Lüderitz B
Fortschr Med. 1981 Apr 23;99(16):597-602.
The basic disorder in sinoatrial disease is a functional and/or anatomical defect in the sinus node and the atrium respectively. The clinical feature includes palpitations, angina pectoris, heart failure, giddiness and systemic emboli. Associated diseases are coronary heart disease, hypertension, diphtheria, myocarditis or rheumatic fever. Diagnosis is primarily made by clinical symptoms and conventional or long term ECG-monitoring. However, impaired sinus node function including sinusbradycardia, sinus arrest, sinoatrial block and the bradycardia-tachycardia syndrome cannot easily be assessed, when rhythm disturbances are occurring intermittently, as the recording of electrical activity of sinus node pacemaker cells is not available in man. Therefore methods of provocative atrial stimulation (rapid atrial stimulation, premature atrial stimulation) have been developed for (indirect) estimation of sinus node recovery time and sinoatrial conduction time. Treatment depends on symptoms. In most cases implantation of an electric pacemaker is mandatory since drug treatment usually is unsatisfactory. The natural history of the sinoatrial disease is imperfectly known but probably covers 5--10 years.
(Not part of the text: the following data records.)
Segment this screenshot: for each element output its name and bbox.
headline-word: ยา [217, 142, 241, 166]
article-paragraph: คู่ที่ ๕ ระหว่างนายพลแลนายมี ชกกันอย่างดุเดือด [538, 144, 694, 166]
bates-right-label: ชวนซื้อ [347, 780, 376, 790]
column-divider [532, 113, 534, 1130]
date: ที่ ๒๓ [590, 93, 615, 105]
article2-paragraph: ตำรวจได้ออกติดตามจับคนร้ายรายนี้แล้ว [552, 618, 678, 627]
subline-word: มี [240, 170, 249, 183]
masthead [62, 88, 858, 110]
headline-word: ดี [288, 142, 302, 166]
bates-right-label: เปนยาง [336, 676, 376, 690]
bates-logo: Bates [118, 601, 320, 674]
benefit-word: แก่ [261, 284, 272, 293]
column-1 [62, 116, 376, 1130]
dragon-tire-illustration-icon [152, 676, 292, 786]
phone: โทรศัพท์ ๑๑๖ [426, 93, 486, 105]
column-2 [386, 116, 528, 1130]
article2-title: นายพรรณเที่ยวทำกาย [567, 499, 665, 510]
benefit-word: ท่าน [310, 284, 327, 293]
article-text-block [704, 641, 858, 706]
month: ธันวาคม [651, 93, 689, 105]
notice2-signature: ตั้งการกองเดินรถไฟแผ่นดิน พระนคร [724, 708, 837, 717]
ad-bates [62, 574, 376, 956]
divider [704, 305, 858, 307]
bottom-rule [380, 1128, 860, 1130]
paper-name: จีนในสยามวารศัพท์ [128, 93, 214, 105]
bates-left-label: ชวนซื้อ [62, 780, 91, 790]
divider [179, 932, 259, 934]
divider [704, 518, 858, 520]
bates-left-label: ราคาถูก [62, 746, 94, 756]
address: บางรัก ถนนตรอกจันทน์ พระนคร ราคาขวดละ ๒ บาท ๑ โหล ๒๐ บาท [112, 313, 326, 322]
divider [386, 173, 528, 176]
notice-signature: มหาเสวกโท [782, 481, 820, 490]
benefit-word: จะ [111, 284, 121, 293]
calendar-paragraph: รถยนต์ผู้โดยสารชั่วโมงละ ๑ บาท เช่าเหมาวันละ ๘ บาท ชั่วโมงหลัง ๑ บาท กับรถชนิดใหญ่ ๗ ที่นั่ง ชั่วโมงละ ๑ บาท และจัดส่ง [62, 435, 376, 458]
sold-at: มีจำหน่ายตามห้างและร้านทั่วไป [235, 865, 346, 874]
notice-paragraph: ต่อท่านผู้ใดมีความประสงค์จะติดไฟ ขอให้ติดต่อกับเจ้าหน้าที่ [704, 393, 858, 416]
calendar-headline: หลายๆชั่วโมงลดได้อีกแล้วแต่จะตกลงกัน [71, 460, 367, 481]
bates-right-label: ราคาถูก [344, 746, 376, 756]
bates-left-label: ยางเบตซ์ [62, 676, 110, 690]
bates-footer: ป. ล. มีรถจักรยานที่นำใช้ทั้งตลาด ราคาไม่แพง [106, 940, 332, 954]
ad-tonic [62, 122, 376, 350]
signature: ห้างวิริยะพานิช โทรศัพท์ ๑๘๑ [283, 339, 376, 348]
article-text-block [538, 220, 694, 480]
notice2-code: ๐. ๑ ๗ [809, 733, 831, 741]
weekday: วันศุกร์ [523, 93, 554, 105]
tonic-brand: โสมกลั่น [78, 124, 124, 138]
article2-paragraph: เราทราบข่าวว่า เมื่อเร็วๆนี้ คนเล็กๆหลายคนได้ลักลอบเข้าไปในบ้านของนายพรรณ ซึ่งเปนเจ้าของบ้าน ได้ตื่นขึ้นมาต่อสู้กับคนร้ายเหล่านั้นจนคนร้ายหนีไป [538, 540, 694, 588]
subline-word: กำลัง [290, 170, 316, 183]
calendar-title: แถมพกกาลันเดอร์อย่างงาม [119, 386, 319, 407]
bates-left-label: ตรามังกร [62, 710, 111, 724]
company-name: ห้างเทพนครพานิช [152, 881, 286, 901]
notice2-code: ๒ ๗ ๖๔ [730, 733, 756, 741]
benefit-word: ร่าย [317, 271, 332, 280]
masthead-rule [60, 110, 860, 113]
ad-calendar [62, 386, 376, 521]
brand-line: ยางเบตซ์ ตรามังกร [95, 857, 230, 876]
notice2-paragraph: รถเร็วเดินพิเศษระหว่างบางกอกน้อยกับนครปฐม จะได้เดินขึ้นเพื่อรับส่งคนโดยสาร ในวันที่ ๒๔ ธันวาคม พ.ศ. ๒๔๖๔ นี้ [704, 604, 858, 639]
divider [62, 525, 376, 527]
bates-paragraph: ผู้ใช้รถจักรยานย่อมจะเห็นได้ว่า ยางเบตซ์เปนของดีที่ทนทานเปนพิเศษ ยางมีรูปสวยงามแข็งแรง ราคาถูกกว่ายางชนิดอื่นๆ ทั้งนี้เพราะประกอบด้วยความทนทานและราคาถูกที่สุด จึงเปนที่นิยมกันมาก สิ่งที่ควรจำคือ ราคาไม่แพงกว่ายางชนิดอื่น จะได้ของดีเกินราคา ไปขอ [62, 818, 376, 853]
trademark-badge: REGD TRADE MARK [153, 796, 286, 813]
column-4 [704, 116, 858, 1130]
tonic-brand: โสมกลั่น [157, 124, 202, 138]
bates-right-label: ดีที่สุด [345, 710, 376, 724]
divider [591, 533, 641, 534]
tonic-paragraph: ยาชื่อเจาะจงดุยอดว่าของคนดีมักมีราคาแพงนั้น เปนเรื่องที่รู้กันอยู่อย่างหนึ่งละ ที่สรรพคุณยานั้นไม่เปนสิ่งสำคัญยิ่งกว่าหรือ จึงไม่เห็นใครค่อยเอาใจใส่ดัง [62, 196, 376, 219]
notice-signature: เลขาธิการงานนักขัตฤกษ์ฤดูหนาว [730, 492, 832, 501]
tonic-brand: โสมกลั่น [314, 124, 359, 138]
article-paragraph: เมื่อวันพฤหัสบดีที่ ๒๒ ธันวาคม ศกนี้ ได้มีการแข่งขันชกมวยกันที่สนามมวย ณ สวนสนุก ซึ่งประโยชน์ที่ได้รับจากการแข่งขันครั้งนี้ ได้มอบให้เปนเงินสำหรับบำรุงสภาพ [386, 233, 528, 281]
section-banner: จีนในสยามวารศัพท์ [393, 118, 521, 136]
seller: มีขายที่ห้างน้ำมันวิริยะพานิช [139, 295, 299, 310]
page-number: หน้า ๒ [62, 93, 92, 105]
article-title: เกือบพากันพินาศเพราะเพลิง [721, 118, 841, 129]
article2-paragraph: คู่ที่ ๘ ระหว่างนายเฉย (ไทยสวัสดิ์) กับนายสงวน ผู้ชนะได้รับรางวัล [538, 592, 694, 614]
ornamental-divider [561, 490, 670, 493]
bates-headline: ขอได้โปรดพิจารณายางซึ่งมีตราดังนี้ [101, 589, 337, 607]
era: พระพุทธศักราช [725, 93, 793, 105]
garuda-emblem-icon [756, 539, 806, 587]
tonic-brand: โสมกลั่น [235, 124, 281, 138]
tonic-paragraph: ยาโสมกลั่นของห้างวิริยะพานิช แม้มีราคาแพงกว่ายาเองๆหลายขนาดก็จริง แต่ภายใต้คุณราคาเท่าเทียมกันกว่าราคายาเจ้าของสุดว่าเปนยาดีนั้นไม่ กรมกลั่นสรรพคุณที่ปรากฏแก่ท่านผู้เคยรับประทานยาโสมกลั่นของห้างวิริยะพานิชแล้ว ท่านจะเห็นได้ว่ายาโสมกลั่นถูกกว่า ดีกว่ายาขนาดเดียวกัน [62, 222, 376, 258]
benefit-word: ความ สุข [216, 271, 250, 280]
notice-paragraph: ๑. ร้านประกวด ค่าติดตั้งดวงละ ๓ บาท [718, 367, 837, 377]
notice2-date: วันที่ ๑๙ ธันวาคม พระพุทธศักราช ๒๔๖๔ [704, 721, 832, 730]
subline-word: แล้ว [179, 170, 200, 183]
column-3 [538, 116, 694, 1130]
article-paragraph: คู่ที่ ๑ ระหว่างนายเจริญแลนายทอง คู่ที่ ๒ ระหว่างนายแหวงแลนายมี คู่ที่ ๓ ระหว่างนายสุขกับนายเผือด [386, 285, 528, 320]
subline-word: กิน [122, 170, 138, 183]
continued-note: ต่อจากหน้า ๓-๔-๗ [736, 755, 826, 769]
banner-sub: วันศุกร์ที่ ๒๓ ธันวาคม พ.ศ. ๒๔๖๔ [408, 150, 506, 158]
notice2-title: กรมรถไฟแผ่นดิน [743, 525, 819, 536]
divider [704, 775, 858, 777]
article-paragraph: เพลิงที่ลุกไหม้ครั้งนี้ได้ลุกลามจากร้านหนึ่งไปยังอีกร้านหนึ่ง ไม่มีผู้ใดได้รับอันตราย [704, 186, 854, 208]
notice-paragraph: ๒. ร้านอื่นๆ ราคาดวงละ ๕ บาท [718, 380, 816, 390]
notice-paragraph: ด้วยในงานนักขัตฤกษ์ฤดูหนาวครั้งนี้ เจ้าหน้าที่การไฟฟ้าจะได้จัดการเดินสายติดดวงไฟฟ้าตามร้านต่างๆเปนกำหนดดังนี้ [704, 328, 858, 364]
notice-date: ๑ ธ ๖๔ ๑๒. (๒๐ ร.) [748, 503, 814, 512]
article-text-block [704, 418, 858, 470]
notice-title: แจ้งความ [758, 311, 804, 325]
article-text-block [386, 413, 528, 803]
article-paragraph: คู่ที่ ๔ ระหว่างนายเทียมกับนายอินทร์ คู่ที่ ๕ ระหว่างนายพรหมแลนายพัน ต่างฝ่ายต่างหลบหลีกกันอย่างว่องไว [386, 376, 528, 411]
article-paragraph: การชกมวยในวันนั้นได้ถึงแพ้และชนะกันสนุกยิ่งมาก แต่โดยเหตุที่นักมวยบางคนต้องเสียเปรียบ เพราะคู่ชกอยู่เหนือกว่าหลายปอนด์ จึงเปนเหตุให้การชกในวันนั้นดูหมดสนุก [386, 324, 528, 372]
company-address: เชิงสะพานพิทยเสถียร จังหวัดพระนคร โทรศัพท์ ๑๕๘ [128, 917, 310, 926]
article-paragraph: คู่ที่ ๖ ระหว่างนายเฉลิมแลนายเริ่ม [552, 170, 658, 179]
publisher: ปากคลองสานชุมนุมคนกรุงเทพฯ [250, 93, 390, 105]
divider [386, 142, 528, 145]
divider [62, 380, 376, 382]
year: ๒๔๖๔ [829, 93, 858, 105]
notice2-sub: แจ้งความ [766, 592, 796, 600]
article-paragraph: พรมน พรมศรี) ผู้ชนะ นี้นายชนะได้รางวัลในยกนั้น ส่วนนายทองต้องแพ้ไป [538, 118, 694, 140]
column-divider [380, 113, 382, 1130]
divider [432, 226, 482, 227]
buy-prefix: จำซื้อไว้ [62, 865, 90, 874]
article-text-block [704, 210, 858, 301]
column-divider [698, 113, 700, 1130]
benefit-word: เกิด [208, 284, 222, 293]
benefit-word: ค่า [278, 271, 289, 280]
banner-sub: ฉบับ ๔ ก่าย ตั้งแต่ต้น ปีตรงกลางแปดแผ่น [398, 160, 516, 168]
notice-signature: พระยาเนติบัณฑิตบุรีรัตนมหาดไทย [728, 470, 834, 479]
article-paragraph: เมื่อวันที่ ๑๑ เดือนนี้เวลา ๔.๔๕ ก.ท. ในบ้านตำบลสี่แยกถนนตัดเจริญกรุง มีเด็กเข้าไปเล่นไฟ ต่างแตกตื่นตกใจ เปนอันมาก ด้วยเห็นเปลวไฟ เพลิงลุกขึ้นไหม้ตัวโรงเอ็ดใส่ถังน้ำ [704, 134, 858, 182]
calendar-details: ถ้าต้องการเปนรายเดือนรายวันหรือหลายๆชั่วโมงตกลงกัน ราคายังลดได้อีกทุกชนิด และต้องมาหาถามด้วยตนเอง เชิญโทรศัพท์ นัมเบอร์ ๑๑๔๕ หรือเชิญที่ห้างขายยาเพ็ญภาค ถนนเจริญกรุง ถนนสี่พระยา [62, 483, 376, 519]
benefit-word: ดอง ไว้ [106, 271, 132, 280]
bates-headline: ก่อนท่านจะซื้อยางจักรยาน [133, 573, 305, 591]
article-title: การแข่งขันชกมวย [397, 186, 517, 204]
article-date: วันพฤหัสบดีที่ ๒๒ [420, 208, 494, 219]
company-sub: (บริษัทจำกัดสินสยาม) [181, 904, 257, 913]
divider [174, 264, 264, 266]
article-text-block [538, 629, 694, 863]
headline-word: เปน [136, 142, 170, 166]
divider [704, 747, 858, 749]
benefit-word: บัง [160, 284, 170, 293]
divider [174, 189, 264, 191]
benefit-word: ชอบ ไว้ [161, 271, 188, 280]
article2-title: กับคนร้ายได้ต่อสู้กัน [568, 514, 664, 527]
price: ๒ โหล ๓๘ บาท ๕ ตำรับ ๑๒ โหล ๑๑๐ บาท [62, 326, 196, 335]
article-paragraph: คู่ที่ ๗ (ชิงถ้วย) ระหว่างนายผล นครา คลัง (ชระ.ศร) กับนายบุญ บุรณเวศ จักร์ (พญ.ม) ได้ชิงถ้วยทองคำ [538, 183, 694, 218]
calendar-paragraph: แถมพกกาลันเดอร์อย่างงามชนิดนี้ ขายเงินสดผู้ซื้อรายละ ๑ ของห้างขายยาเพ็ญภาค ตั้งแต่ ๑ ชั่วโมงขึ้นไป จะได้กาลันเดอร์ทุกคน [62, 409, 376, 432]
窦房结疾病的基本病变分别是窦房结和心房的功能和/或解剖学缺陷。临床特征包括心悸、心绞痛、心力衰竭、头晕和全身性栓塞。相关疾病有冠心病、高血压、白喉、心肌炎或风湿热。诊断主要依据临床症状以及常规或长期心电图监测。然而,当心律失常间歇性发作时,由于无法在人体记录窦房结起搏细胞的电活动,窦房结功能受损,包括窦性心动过缓、窦性停搏、窦房传导阻滞和心动过缓-心动过速综合征,难以轻易评估。因此,已开发出刺激性心房刺激方法(快速心房刺激、房性早搏刺激)用于(间接)估计窦房结恢复时间和窦房传导时间。治疗取决于症状。在大多数情况下,由于药物治疗通常效果不佳,植入电子起搏器是必要的。窦房结疾病的自然病程尚不完全清楚,但可能长达5至10年。